Alfred Ayer mengatakan bahwa, “Filsafat adalah pencarian akan jawaban
atas sejumlah pertanyaan yang sudah ada semenjak zaman Yunani dalam hal-hal
pokok yang tetap sama.
Pertanyaan-pertanyaan mengenai apa yang dapat kita ketahui dan bagaimana
kita dapat mengetahuinya; hal-hal apa yang ada dan bagaimana hubungannya satu
sama lain. Selanjutnya mempermasalahkan pendapat-pendapat yang telah diterima,
mencari ukuran-ukuran dan menguji nilainya; apakah asumsi-asumsi dari pemikiran
ini dan selanjutnya memeriksa apakah hal-hal itu berlaku.”[1]

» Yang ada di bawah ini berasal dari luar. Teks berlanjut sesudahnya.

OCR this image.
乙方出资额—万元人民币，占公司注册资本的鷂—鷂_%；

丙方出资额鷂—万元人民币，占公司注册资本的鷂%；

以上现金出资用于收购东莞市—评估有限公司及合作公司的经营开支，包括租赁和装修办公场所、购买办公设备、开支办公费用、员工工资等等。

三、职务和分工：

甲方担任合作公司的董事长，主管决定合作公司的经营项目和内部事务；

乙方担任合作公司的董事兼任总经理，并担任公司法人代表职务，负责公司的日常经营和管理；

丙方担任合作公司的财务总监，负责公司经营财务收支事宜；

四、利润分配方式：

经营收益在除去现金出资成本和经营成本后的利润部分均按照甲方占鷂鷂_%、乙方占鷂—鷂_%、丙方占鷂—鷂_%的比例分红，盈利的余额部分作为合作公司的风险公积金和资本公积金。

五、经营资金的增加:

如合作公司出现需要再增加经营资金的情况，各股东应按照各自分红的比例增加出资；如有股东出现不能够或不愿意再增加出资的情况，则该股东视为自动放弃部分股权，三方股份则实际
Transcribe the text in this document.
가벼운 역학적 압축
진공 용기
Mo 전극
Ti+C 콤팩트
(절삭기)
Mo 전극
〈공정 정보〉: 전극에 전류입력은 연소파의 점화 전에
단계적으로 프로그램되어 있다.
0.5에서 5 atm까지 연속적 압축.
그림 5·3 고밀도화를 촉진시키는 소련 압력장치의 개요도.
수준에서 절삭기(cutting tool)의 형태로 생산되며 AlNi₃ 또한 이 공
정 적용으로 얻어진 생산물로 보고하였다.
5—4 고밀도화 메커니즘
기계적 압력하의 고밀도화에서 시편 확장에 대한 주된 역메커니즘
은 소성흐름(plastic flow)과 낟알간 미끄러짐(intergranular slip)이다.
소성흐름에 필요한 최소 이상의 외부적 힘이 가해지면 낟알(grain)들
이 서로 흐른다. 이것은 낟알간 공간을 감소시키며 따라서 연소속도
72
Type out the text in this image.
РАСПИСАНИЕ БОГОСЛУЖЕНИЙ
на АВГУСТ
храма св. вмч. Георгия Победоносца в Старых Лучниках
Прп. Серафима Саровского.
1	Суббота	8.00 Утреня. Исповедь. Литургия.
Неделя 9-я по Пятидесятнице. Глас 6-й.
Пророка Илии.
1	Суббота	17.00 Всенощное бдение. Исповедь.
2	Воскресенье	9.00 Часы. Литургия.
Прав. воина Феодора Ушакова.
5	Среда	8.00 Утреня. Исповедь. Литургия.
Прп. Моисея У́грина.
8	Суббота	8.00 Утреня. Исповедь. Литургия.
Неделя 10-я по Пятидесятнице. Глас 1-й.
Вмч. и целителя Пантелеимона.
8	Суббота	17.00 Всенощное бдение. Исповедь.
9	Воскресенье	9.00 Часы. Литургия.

Sebagaimana pernyataan Alfred Ayer di atas, maka
dapat diketahui bahwa filsafat merupakan pencarian atau mempelajari segala
sesuatu yang ada dengan sungguh-sungguh dan mendalam mengenai hakikat atau
nilai yang terkandung di dalamnya. Pencarian ini bukan sekedar pencarian
yang bersifat fisik yang mengandalkan materi atau data lapangan saja, tetapi
pencarian ini lebih kepada petualangan alam pikiran manusia untuk menemukan
suatu prinsip dasar yang pokok mengenai segala sesuatu yang ada di alam
semesta. Pencarian tersebut hanya dapat dilakukan melalui aktivitas berpikir
secara mendalam. Subjek dari aktivitas berpikir ini, adalah manusia. Manusia yang berfilsafat
dapat disebut sebagai filsuf. Namun, tidak semua manusia yang berpikir dapat dikatakan berfilsafat. Allah
Swt berfirman:
إِنَّ
فِي خَلْقِ السَّمَاوَاتِ وَالأرْضِ وَاخْتِلافِ اللَّيْلِ وَالنَّهَارِ لآيَاتٍ
لأولِي الألْبَابِ (١٩٠)
Sesungguhnya dalam
penciptaan langit dan bumi, dan silih bergantinya malam dan siang terdapat
tanda-tanda bagi orang-orang yang berakal.[2]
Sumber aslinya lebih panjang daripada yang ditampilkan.